Blk/Mas collaborator Shawn Blackburn and I have a new ambient/drone project in the works entitled Thieves Of The Bleak Earth. The new year will be here soon bringing recordings and shows, but until then I would like to remind you that there are plenty of sounds over at Awareness Factory Recordings to keep you busy. There you will find Blk/Mas and some solo stuff, along with older projects like Stickfigure and Zilbread. You can stream them free or buy the digital downloads for cheap, which is always appreciated.

I would also like to invite you to check out my YouTube page where you can find live noise performances, glitch art, and more. I plan to update more frequently there as well, and plan to start with some spoken word videos really soon. While you’re hitting up my social media, make sure you follow me on Twitter and Instagram too!

 

Thoughts On The New Language

Writing is not a dying art form, but it is rapidly changing. Writers typing words into computers like this is becoming a thing of the past. Of course, writers and luddites alike have been saying for a long time that technology is killing writing; the only difference now is that I am not sure it is entirely a bad thing.

William S Burroughs stated that words are a virus and cited the advantages of hieroglyphic language. He also stated that words were tools of the control machine and used cut-up as a means to subvert said machine and reality as well. The cut-up method lives on to this day and has been utilized by artists far and wide both underground and mainstream, myself included. We all came to cut-up for varied reasons, but largely because ordinary writing had reached an impasse. Cut-up was taking us places that traditional language could not go. We knew, at least subconsciously, the limits of language. Experimental literature is alive and well albeit still in the fringes of modern literature. Some authors are moving beyond language entirely and defining (or re-exploring) the boundaries of ascemic literature.

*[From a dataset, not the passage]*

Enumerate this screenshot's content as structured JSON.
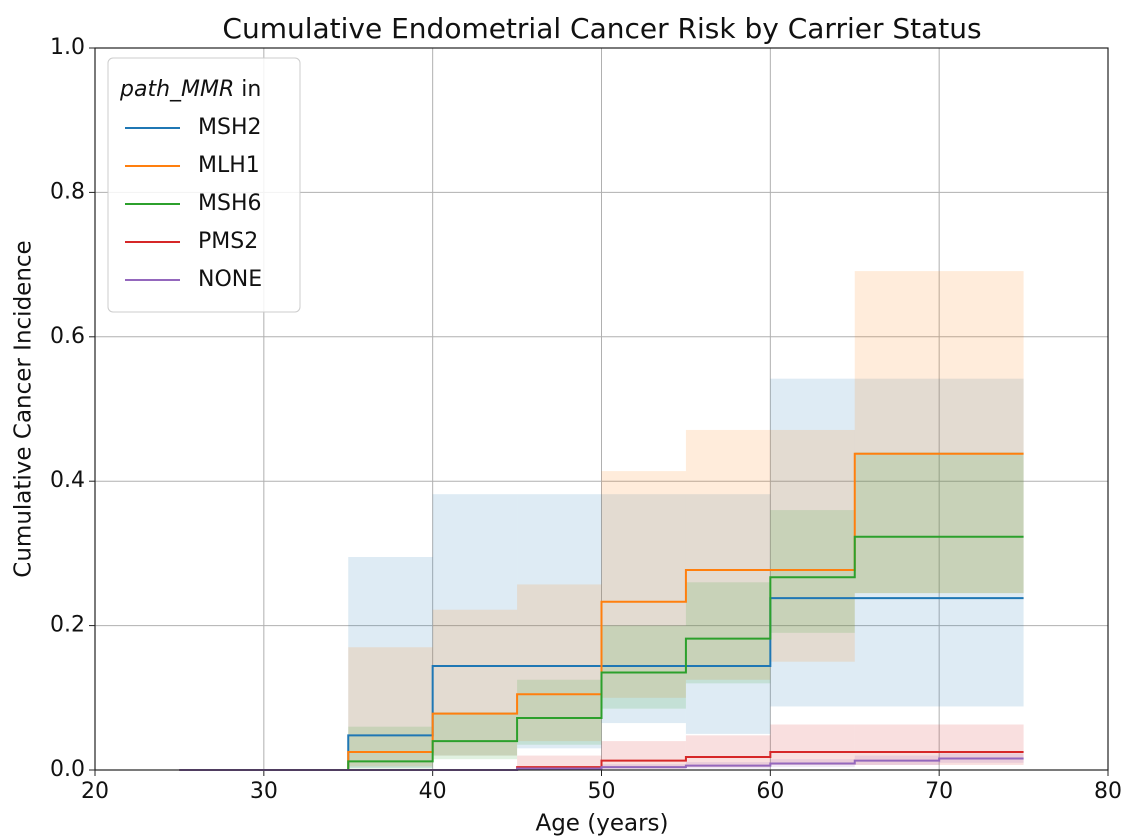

However in the everyday world, language and how we perceive it may be changing more rapidly than it is in the art world, we just don’t think about it. Whereas outdated notions of tradition or formula inhibit many artists, technology adheres to no such boundaries.

The internet has changed the way we receive information and it would seem language is going through a slow metamorphosis. People are putting down magazines and newspapers to gather information online. Books and chapbooks are giving way to e-books. Blogs have given way to Facebook which has given way to 140 character tweets. Language is getting lean, like haiku. It is mutating and merging with image. The new language is a strange synthesis of words, images, sounds, hyperlinks, hashtags, and emoji. Literature is changing, as well as how we disseminate information. The way we “read” is changing accordingly.

It’s an exciting time to be a writer, provided you are not bound by the printed page. Of course the theories I am expounding are nothing new. There are innumerable artists far more talented than I that have experimented with form, communication and the new language for much longer than me and with much more precision. They too have realized the limits of language and how to overcome these limits. Still yet, I feel the need to reiterate and express the ideas to myself at the very least. You see, for all of my experimentation and grand ideas sometimes I still get hung up on words. I still get stuck on the label of “writer” which often leads to frustration as an artist. After all, how can the concept of “writer” remain the same if the concept of “reader” has evolved? Basically, how do I sell something no one is buying? We too must evolve and drop all notions of what a writer is. We must purge ourselves of noir imagery of the alcoholic writer with a cigarette dangling from his mouth slamming keys on an old Corona typewriter. Exterminate all rational thought. That is another lesson Burroughs taught us, but like the Buddha in the road we must also slay Uncle Bill and all of his wisdom. Nothing must stand between the artist and total freedom. Not you, not me, not words.